The world's largest automotive wind tunnel at General Motors' Aerodynamics Laboratory in Warren, Mich., consists of six laminated spruce wood blades.

For cars, cutting through the air accounts for 13 percent of all fuel consumed, according to the EPA-defined city and highway driving schedule. For full-size SUVs, the effect is even more pronounced, accounting for 22 percent of the fuel they use.
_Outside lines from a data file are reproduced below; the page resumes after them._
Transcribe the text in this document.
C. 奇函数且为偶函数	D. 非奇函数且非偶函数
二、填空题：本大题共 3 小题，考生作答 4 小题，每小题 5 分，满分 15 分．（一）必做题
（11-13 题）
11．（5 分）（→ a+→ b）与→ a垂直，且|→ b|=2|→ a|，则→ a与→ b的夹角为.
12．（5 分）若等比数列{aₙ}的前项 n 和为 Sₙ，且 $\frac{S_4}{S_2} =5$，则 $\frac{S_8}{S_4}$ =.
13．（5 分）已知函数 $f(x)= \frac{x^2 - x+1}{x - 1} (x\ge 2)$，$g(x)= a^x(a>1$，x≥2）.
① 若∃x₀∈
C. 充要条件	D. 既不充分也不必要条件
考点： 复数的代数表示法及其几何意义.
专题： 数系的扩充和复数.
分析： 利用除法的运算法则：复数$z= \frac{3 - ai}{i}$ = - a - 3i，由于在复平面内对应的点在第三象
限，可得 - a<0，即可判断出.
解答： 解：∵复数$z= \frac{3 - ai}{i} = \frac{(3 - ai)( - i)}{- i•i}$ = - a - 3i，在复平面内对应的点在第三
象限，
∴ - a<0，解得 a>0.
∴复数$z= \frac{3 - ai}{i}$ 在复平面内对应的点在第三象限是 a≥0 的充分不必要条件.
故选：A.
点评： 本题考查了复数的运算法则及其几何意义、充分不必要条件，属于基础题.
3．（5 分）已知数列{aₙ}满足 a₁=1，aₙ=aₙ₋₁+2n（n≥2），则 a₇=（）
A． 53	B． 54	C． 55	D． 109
The aerodynamic design of the 2011 Chevrolet Cruze Eco model, for example, includes a segment-first active air shutter in the lower grille opening. When open, the air shutter provides additional cooling for the engine. When closed, the air shutter reduces wind drag, an a front air dam, lower ride height, and underbody pans minimize underbody drag beneath the car and tire blockers reduce the pressure build up in front of the tires and thus reduces drag. There's also a rear deck-lid spoiler increases the air pressure behind the Cruze Eco and reduces its CD

"The Cruze Eco demonstrates how aerodynamics will be increasingly important, as consumers and automakers look to increase their fuel efficiency," Schenkel said. "Aerodynamics also play a critical role in developing electric vehicles, like the Chevrolet Volt, as better aerodynamics delivers more miles per battery charge. We expect the next 10 years likely will be the most innovative era in road vehicle aerodynamics."